As Larry Yazzie nodded his head to the beat of the drum group Midnight Express, eagle feathers jerked back and forth on the rocker of his traditional headdress.
The native pride dancer stomped his moccasin-covered feet to the American Indian rhythm. The bells that were wrapped around his calves jingled with the music.
In a flurry of feathers and flagging tape extending from bustles on his back, Yazzie spun and hopped across the floor as the tempo of the beats intensified.
Yazzie’s energized performance Tuesday night at Gordon Wilson Hall was part of a celebration of Kentucky Native American Heritage Month.
“Believe it or not, that was just a warmup,” Yazzie said after his first dance.
The program was sponsored by the American Indian/First Nations Studies Association, with support from the Office of Diversity Programs, the department of theater and dance, Potter College and the anthropology program.
Yazzie, a Meskwaki/Din? fancy dancer from Tama, Iowa, said he uses his performances to show that American Indians are “still here, alive, well and strong, and that we’ll still be here tomorrow.”
Erik Gooding, faculty adviser for AIFNS, said he first saw Yazzie perform in the early 1980s at a powwow competition in Des Moines, Iowa.
Before Yazzie danced, Gooding and students in his classes gathered around a drum to sing the Lakota flag song, an anthem for the American Indian tribe.
Henderson senior Amber Douthit, who participated in the flag song, said the performance helped her learn more about American Indians.
“I think it’s an unseen part of their culture and it means so much to them,” Douthit said.
Yazzie’s first dance represented various animals that are important to American Indian culture and the human spirit. His ceremonial eagle dance emulated the animals American Indians believe “fly closest to God,” Yazzie said.

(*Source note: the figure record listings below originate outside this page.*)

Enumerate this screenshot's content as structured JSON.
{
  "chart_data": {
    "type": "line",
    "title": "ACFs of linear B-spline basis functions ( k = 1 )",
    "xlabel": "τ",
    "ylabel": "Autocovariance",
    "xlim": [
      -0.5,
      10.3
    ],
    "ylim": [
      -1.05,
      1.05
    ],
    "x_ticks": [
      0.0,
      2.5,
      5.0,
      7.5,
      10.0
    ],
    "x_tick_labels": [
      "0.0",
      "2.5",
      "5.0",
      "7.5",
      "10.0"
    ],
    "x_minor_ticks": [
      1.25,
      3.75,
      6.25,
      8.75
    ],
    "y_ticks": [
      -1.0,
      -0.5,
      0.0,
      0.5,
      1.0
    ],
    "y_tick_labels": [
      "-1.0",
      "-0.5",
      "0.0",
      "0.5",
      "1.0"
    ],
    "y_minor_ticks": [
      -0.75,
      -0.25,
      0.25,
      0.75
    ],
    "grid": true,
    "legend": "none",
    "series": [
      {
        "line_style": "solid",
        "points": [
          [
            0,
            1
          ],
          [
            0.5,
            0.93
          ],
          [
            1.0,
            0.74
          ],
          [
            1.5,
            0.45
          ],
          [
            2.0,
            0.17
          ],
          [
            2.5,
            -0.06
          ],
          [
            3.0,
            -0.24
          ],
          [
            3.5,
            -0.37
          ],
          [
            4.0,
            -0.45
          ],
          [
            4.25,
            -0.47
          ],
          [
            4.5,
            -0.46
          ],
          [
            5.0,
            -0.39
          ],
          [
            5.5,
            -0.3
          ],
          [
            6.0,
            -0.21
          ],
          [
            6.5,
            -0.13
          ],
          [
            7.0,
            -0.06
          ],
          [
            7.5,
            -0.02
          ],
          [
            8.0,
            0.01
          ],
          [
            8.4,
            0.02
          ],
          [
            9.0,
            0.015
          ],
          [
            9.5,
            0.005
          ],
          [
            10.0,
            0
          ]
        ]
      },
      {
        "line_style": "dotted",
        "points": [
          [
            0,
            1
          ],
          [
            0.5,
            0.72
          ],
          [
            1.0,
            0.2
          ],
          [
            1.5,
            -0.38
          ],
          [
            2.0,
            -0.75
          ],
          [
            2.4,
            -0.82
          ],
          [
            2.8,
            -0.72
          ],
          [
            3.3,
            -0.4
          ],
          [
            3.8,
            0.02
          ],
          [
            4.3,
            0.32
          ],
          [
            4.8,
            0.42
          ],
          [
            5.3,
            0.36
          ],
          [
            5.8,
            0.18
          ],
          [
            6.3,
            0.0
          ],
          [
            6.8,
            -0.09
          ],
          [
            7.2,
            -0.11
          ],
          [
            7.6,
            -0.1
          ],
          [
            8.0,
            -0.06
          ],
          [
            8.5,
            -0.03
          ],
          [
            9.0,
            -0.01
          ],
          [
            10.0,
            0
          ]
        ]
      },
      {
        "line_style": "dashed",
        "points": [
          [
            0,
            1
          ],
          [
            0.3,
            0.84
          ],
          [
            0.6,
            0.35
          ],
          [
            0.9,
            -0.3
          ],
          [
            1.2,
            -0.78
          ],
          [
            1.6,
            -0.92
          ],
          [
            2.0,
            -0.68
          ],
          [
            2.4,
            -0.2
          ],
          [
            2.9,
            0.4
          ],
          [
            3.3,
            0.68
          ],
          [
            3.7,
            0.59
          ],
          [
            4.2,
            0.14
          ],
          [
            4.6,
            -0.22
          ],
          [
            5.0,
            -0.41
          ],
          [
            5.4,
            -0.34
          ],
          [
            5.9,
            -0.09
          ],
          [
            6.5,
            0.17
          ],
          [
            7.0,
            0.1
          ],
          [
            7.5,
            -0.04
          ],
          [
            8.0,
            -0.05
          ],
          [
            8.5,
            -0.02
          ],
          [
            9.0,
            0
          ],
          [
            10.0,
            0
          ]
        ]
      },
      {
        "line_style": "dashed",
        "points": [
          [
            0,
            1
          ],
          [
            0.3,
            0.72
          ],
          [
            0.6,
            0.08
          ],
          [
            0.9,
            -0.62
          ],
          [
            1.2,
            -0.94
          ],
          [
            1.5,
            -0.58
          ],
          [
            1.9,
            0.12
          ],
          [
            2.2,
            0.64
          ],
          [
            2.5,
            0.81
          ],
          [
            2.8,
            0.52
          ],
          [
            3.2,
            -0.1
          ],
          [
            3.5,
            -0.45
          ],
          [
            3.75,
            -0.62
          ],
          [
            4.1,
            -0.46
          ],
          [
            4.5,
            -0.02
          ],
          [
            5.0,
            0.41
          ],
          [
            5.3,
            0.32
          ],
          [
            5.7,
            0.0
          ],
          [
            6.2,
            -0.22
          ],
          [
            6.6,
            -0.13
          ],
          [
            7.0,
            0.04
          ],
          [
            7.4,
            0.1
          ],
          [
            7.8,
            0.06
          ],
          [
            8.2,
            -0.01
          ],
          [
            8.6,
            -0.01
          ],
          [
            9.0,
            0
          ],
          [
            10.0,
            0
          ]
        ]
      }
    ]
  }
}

Between dances, Yazzie answered questions about his elaborate costume.
The intricate red, orange, yellow and green beadwork across his chest represented the sun, which Yazzie said is considered “the life giver” in American Indian culture.
Yazzie provided explanations for the neon colors used in his costume, which his family made.
“To us, the spirit is very bright,” he said.
Yazzie also shared some of the history of the fancy dance, a style that originated in the early 1900s in Oklahoma.
“It allows me to express myself,” Yazzie said.
Yazzie, who began fancy dancing when he was 7, has competed in about 20 powwow competitions a year and has performed for audiences around the country.
Yazzie said the spirit of the dance and his connection with the drums inspire him to keep performing.
“It’s a spiritual magic that I’ve enjoyed since day one,” he said.